A los siete años tú jugabas, nosotros jugábamos, ellos y ellas jugaban. También íbamos a la
escuela, por lo general. No trabajábamos, pero nos contaban acerca de otros niños que no
iban a la escuela ni jugaban. Lo sabíamos o lo intuíamos de algún modo porque los veíamos en
la calle, pero nos lo tenían que explicar una y otra vez. Cómo era posible que hubiera niños
distintos a nuestra niñez, harapientos, arrastrándose por el suelo, con ojos de adulto y cuerpo
pequeño, rebuscando en la basura algo para comer, o fumando cuando aun no tocaba, o
pidiendo dinero, o vendiendo estampitas de santos ignotos.

A los siete años todavía era posible imaginar que el mundo no se regía por las leyes de las
ciencias exactas sino de las artes y nos era insoportable la idea de la gravedad, de la velocidad
de la luz, de rigurosidad de las matemáticas, del sistema reproductivo, de las fracciones y las
hipotenusas. Solo después tuvimos que reemplazar la ficción por la realidad, la invención por
el concepto, la lectura por la Lectura y tragarnos la redondez absurda de las vocales y las
consonantes. No era posible volver atrás y cierta melancolía comenzó a rondar entre nosotros,
como si fuésemos víctimas solitarias y solidarias de un mismo colapso.

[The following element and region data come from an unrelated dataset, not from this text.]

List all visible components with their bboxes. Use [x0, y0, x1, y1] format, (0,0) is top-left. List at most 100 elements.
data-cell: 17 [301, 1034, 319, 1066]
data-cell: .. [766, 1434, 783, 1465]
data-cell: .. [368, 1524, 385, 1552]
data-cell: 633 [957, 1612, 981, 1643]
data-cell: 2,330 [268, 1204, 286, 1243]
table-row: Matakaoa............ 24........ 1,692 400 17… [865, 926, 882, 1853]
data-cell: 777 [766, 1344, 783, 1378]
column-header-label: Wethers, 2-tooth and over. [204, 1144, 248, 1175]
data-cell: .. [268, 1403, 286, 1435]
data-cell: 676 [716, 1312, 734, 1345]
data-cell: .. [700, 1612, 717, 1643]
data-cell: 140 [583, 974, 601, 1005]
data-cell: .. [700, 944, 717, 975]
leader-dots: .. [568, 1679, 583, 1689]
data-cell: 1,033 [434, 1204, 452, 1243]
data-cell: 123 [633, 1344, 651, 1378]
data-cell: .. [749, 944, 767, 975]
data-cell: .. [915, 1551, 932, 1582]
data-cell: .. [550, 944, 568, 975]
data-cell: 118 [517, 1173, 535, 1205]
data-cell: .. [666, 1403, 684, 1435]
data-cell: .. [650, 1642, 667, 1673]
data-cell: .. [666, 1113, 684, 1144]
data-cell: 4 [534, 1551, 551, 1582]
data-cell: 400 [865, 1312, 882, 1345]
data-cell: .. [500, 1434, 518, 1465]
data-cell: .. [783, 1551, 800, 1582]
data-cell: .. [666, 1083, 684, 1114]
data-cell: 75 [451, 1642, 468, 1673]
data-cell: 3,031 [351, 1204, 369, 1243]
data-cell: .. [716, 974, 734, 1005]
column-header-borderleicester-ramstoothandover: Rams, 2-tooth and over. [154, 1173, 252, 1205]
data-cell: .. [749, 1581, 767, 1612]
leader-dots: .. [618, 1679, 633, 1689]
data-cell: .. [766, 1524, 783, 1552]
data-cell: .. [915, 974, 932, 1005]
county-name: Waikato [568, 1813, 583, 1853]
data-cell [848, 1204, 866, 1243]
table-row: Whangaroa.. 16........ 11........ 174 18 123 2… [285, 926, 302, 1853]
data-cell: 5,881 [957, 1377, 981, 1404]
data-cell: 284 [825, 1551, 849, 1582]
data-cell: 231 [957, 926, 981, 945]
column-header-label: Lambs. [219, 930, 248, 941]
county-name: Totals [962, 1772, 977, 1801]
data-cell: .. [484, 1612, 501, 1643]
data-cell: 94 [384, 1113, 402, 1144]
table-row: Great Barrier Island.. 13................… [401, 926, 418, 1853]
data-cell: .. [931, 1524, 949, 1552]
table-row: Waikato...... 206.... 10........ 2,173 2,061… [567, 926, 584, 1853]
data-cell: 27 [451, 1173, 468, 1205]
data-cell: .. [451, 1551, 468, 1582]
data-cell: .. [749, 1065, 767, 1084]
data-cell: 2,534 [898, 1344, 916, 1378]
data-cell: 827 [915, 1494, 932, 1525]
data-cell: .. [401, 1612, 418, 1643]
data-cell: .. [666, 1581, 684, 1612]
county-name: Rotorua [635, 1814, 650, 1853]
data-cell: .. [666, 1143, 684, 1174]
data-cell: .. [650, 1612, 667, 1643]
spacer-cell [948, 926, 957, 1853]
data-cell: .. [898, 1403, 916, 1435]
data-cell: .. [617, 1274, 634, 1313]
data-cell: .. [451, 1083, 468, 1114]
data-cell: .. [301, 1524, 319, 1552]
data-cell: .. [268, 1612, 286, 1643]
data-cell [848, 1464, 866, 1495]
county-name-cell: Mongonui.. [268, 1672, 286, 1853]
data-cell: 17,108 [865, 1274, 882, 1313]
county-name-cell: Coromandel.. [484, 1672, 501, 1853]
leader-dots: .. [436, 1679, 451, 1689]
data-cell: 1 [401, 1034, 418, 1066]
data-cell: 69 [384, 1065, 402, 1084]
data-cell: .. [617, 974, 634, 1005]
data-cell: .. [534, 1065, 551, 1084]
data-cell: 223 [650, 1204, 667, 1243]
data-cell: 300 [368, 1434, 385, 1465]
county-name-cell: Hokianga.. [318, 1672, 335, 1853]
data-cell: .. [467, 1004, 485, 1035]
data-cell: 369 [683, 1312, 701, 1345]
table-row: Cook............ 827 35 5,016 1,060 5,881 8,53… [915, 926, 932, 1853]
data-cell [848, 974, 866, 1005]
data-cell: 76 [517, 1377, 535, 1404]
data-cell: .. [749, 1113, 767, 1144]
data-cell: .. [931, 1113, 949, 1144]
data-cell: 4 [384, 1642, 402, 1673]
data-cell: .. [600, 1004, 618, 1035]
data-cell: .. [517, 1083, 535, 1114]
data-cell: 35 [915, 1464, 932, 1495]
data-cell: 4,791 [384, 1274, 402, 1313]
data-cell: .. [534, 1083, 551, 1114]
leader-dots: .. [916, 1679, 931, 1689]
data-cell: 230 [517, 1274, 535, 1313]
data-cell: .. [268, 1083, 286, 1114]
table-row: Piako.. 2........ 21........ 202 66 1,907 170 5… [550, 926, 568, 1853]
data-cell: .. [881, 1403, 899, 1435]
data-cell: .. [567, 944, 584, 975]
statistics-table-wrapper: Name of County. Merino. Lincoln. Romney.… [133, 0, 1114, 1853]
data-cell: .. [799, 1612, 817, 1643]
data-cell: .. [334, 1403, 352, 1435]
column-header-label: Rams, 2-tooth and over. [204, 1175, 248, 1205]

A los siete años no se trataba de la dicha o la desdicha. La vida no buscaba manifestarse en


plenitud ni en felicidad. Ya habíamos llorado, reñido, mentido, muchas horas se nos hacían
insoportables y muchos deseábamos pasar de página, ser adultos de una buena vez, acabar
con esa farsa impostora de la infancia. La cuestión es que queríamos crecer, no abandonar la
infancia. Este es el equívoco más absurdo de lo humano. Que acabar la niñez es acabar con la
infancia.

Tenía razón Bruno Schultz, y tenía también tanto miedo: se trata de ir hacia la infancia, de
madurar hacia ella y no de regresar a la melancolía de un tiempo que ya pasó, que ya no es,
que ya no está o, lo que es peor aún, que nunca existió. Tenía razón en advertir, en aquellos
tiempos de cólera y de guerra, que lo que podría salvarnos -si de salvación se tratara- es una
idea de infancia en cuanto modo artístico de estar en el mundo.

Tiene razón José Luis Pardo, y la seguirá teniendo por mucho tiempo: la infancia es la
experiencia de una inexperiencia que nos acompañará toda la vida, la presencia de una cierta
sabiduría venida de otra parte que nadie consigue nunca descifrar. Para no perder la infancia y
madurar hacia ella habría que seguir pensando que una calle, que las calles, son como los
bosques de los cuentos, y que existen sonidos, aromas, espesuras, irregularidades, colores,
matices, espesuras, que el mundo ofrece con generosidad y gratuidad.

Ese mundo que no está en las pantallas.

Ese mundo en medio del cuerpo en medio de la calle.